The deoxygenation of tertiary and secondary alcohols to give the corresponding alkanes is conventionally performed using an organosilane and a strong acid. In this study, a deoxygenation method was developed for tertiary and secondary alcohols, using trimethylsilane and trimethylsilyl iodide generated in situ from sodium borohydride and trimethylsilyl chloride, and trimethylsilyl chloride and potassium iodide, respectively. With our method, tertiary and secondary alcohols, which provided stable carbocations, were converted into the corresponding alkanes. This paper also presents the optimization of the reaction conditions, the reaction mechanism, as well as the scope and limitations of the method.
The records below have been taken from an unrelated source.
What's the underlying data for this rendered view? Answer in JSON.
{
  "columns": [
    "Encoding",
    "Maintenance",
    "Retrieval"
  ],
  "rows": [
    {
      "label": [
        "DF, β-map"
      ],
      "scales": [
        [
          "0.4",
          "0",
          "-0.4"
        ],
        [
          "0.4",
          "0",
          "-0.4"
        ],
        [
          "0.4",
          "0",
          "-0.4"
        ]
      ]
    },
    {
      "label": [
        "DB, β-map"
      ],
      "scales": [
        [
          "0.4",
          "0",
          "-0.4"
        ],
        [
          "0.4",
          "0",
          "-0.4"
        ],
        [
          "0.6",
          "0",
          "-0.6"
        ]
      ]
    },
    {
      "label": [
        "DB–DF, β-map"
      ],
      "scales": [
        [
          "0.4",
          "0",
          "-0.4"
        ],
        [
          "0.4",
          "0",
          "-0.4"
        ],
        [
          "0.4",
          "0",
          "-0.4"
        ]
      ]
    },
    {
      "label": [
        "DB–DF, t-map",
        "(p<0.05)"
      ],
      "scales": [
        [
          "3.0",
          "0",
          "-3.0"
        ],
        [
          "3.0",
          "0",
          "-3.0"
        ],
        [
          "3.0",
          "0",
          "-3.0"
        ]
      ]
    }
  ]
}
How to Manipulate Through-Space Conjugation and Clusteroluminescence of Simple AIEgens with Isolated Phenyl Rings

Apart from the traditional through-bond conjugation (TBC), through-space conjugation (TSC) is gradually proved as another important interaction in photophysical processes, especially for the recent observation of clusteroluminescence from nonconjugated mo

Mechanism of hydride transfer reaction from β-substituted carbanions to a carbocation

Mechanism of hydride transfer reactions to form olefins is still a conundrum. Here, we propose an electron transfer (ET) followed by hydrogen atom transfer (HT) as the most likely mechanism for hydride transfer reactions from the hydride adducts of olefins (G-XH-) to a carbocation (T+) in acetonitrile. This is confirmed by the analysis of the energetics of each mechanistic step, estimated from ΔHH - (the hydride affinity) and redox potentials of the related species, and activation energetics calculated from rate constants of the hydride transfer from G-XH- to T+.